The book The Game of Thrones, first in the fantasy series The Song of Fire and Ice, being made into a TV series on HBO. It’s probably the best long fantasy series I’ve ever read, though the ending hasn’t been written yet and, like many long fantasy series, its getting bogged down by too many characters. It’s still nowhere near the Wheel of Time which requires a dictionary of characters in the back. The draw of the Game of Thrones is the endless tragedy, the traditional sense. Characters are constantly being built up and full of hope, and then utterly destroyed. Reading it is like playing risk, but much better.

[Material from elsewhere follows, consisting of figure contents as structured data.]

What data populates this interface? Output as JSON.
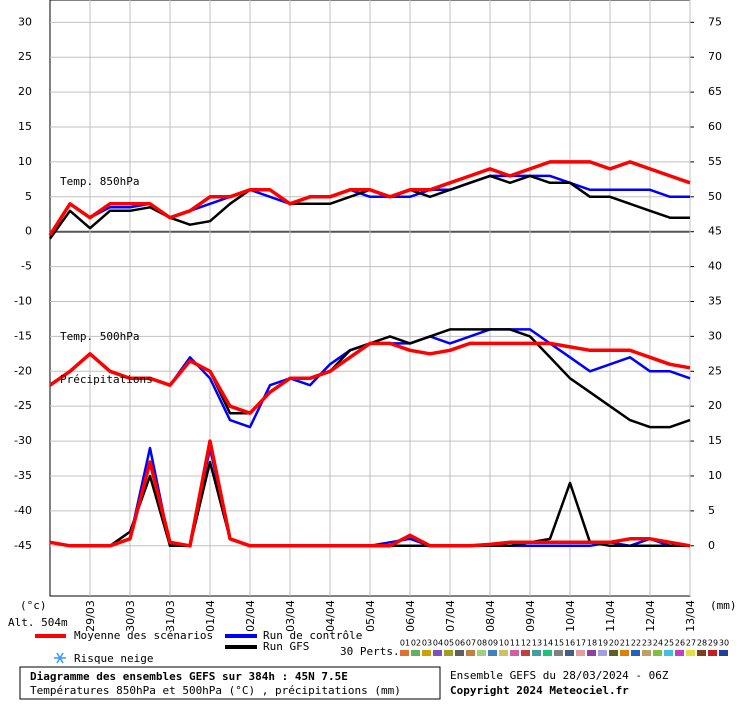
{
  "chart_data": {
    "type": "line",
    "title": "Diagramme des ensembles GEFS sur 384h : 45N 7.5E",
    "subtitle": "Températures 850hPa et 500hPa (°C) , précipitations (mm)",
    "run_info": "Ensemble GEFS du 28/03/2024 - 06Z",
    "copyright": "Copyright 2024 Meteociel.fr",
    "y_label": "(°c)",
    "y2_label": "(mm)",
    "altitude": "Alt. 504m",
    "layer_labels": {
      "t850": "Temp. 850hPa",
      "t500": "Temp. 500hPa",
      "precip": "Précipitations"
    },
    "snow_label": "Risque neige",
    "perturbations_label": "30 Perts.",
    "perturbations": [
      {
        "label": "01",
        "color": "#e07030"
      },
      {
        "label": "02",
        "color": "#60b060"
      },
      {
        "label": "03",
        "color": "#d0a000"
      },
      {
        "label": "04",
        "color": "#8050c0"
      },
      {
        "label": "05",
        "color": "#a0a020"
      },
      {
        "label": "06",
        "color": "#606060"
      },
      {
        "label": "07",
        "color": "#c08040"
      },
      {
        "label": "08",
        "color": "#a0d080"
      },
      {
        "label": "09",
        "color": "#4080c0"
      },
      {
        "label": "10",
        "color": "#d0c060"
      },
      {
        "label": "11",
        "color": "#d060a0"
      },
      {
        "label": "12",
        "color": "#c04040"
      },
      {
        "label": "13",
        "color": "#40a0a0"
      },
      {
        "label": "14",
        "color": "#20c080"
      },
      {
        "label": "15",
        "color": "#808080"
      },
      {
        "label": "16",
        "color": "#406080"
      },
      {
        "label": "17",
        "color": "#e0a0a0"
      },
      {
        "label": "18",
        "color": "#9040a0"
      },
      {
        "label": "19",
        "color": "#a0a0e0"
      },
      {
        "label": "20",
        "color": "#606020"
      },
      {
        "label": "21",
        "color": "#e08000"
      },
      {
        "label": "22",
        "color": "#2060c0"
      },
      {
        "label": "23",
        "color": "#c0a060"
      },
      {
        "label": "24",
        "color": "#80c040"
      },
      {
        "label": "25",
        "color": "#40c0e0"
      },
      {
        "label": "26",
        "color": "#c040c0"
      },
      {
        "label": "27",
        "color": "#e0e040"
      },
      {
        "label": "28",
        "color": "#804020"
      },
      {
        "label": "29",
        "color": "#c02020"
      },
      {
        "label": "30",
        "color": "#2040a0"
      }
    ],
    "categories": [
      null,
      null,
      "29/03",
      null,
      "30/03",
      null,
      "31/03",
      null,
      "01/04",
      null,
      "02/04",
      null,
      "03/04",
      null,
      "04/04",
      null,
      "05/04",
      null,
      "06/04",
      null,
      "07/04",
      null,
      "08/04",
      null,
      "09/04",
      null,
      "10/04",
      null,
      "11/04",
      null,
      "12/04",
      null,
      "13/04"
    ],
    "ylim": [
      -52.2,
      33.2
    ],
    "yticks": [
      30,
      25,
      20,
      15,
      10,
      5,
      0,
      -5,
      -10,
      -15,
      -20,
      -25,
      -30,
      -35,
      -40,
      -45
    ],
    "y2lim": [
      -7.2,
      78.2
    ],
    "y2ticks": [
      75,
      70,
      65,
      60,
      55,
      50,
      45,
      40,
      35,
      30,
      25,
      20,
      15,
      10,
      5,
      0
    ],
    "grid": true,
    "series": [
      {
        "name": "Run de contrôle",
        "color": "#0000ff",
        "t850": [
          -0.5,
          4,
          2,
          3.5,
          3.5,
          4,
          2,
          3,
          4,
          5,
          6,
          5,
          4,
          5,
          5,
          6,
          5,
          5,
          5,
          6,
          6,
          7,
          8,
          8,
          8,
          8,
          7,
          6,
          6,
          6,
          6,
          5,
          5
        ],
        "t500": [
          -22,
          -20,
          -17.5,
          -20,
          -21,
          -21,
          -22,
          -18,
          -21,
          -27,
          -28,
          -22,
          -21,
          -22,
          -19,
          -17,
          -16,
          -16,
          -16,
          -15,
          -16,
          -15,
          -14,
          -14,
          -14,
          -16,
          -18,
          -20,
          -19,
          -18,
          -20,
          -20,
          -21
        ],
        "precip": [
          0.5,
          0,
          0,
          0,
          1,
          14,
          0,
          0,
          14,
          1,
          0,
          0,
          0,
          0,
          0,
          0,
          0,
          0.5,
          1,
          0,
          0,
          0,
          0,
          0,
          0,
          0,
          0,
          0,
          0.5,
          0,
          1,
          0,
          0
        ]
      },
      {
        "name": "Run GFS",
        "color": "#000000",
        "t850": [
          -1,
          3,
          0.5,
          3,
          3,
          3.5,
          2,
          1,
          1.5,
          4,
          6,
          6,
          4,
          4,
          4,
          5,
          6,
          5,
          6,
          5,
          6,
          7,
          8,
          7,
          8,
          7,
          7,
          5,
          5,
          4,
          3,
          2,
          2
        ],
        "t500": [
          -22,
          -20,
          -17.5,
          -20,
          -21,
          -21,
          -22,
          -18.5,
          -20,
          -26,
          -26,
          -23,
          -21,
          -21,
          -20,
          -17,
          -16,
          -15,
          -16,
          -15,
          -14,
          -14,
          -14,
          -14,
          -15,
          -18,
          -21,
          -23,
          -25,
          -27,
          -28,
          -28,
          -27
        ],
        "precip": [
          0.5,
          0,
          0,
          0,
          2,
          10,
          0,
          0,
          12,
          1,
          0,
          0,
          0,
          0,
          0,
          0,
          0,
          0,
          0,
          0,
          0,
          0,
          0,
          0,
          0.5,
          1,
          9,
          0.5,
          0,
          0,
          0,
          0,
          0
        ]
      },
      {
        "name": "Moyenne des scénarios",
        "color": "#ff0000",
        "t850": [
          -0.5,
          4,
          2,
          4,
          4,
          4,
          2,
          3,
          5,
          5,
          6,
          6,
          4,
          5,
          5,
          6,
          6,
          5,
          6,
          6,
          7,
          8,
          9,
          8,
          9,
          10,
          10,
          10,
          9,
          10,
          9,
          8,
          7
        ],
        "t500": [
          -22,
          -20,
          -17.5,
          -20,
          -21,
          -21,
          -22,
          -18.5,
          -20,
          -25,
          -26,
          -23,
          -21,
          -21,
          -20,
          -18,
          -16,
          -16,
          -17,
          -17.5,
          -17,
          -16,
          -16,
          -16,
          -16,
          -16,
          -16.5,
          -17,
          -17,
          -17,
          -18,
          -19,
          -19.5
        ],
        "precip": [
          0.5,
          0,
          0,
          0,
          1,
          12,
          0.5,
          0,
          15,
          1,
          0,
          0,
          0,
          0,
          0,
          0,
          0,
          0,
          1.5,
          0,
          0,
          0,
          0.2,
          0.5,
          0.5,
          0.5,
          0.5,
          0.5,
          0.5,
          1,
          1,
          0.5,
          0
        ]
      }
    ]
  }
}
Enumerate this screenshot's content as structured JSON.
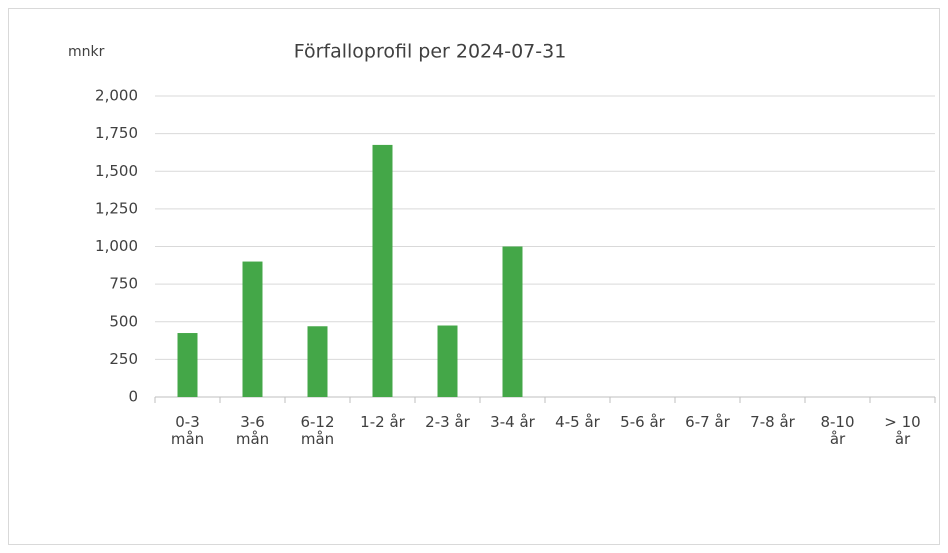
{
  "chart_data": {
    "type": "bar",
    "title": "Förfalloprofil per 2024-07-31",
    "y_label": "mnkr",
    "categories": [
      "0-3 mån",
      "3-6 mån",
      "6-12 mån",
      "1-2 år",
      "2-3 år",
      "3-4 år",
      "4-5 år",
      "5-6 år",
      "6-7 år",
      "7-8 år",
      "8-10 år",
      "> 10 år"
    ],
    "values": [
      425,
      900,
      470,
      1675,
      475,
      1000,
      0,
      0,
      0,
      0,
      0,
      0
    ],
    "color": "#44a748",
    "ylim": [
      0,
      2000
    ],
    "yticks": [
      0,
      250,
      500,
      750,
      {
        "value": 1000,
        "label": "1,000"
      },
      {
        "value": 1250,
        "label": "1,250"
      },
      {
        "value": 1500,
        "label": "1,500"
      },
      {
        "value": 1750,
        "label": "1,750"
      },
      {
        "value": 2000,
        "label": "2,000"
      }
    ],
    "grid": true
  }
}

I mention it because there is a Mongolia analog in the Game of Thrones, a group of people called the Dothraki. They are obviously based on Mongolians and obviously very different. They are nomadic and herd horses, but no other animals. They live in what is described as a sea of grass, apparently much more fertile than the steppe of Mongolia. They take archery very seriously and often raid various nearby civilizations. Their leaders are called Khal, an obvious reference to the word Khan.
The Dothraki are an example of essentialization. Ignoring the obvious additions, they are what many civilizations have stereotyped Central Asian Nomads as, brutal violent guys on horses. It’s interesting to see how ideas like this stick around and are used in various ways. I’m not saying that George R. R. Martin is in anyway wrong to do this, he’s only getting some ideas from history and using characters and ideas that people will recognize.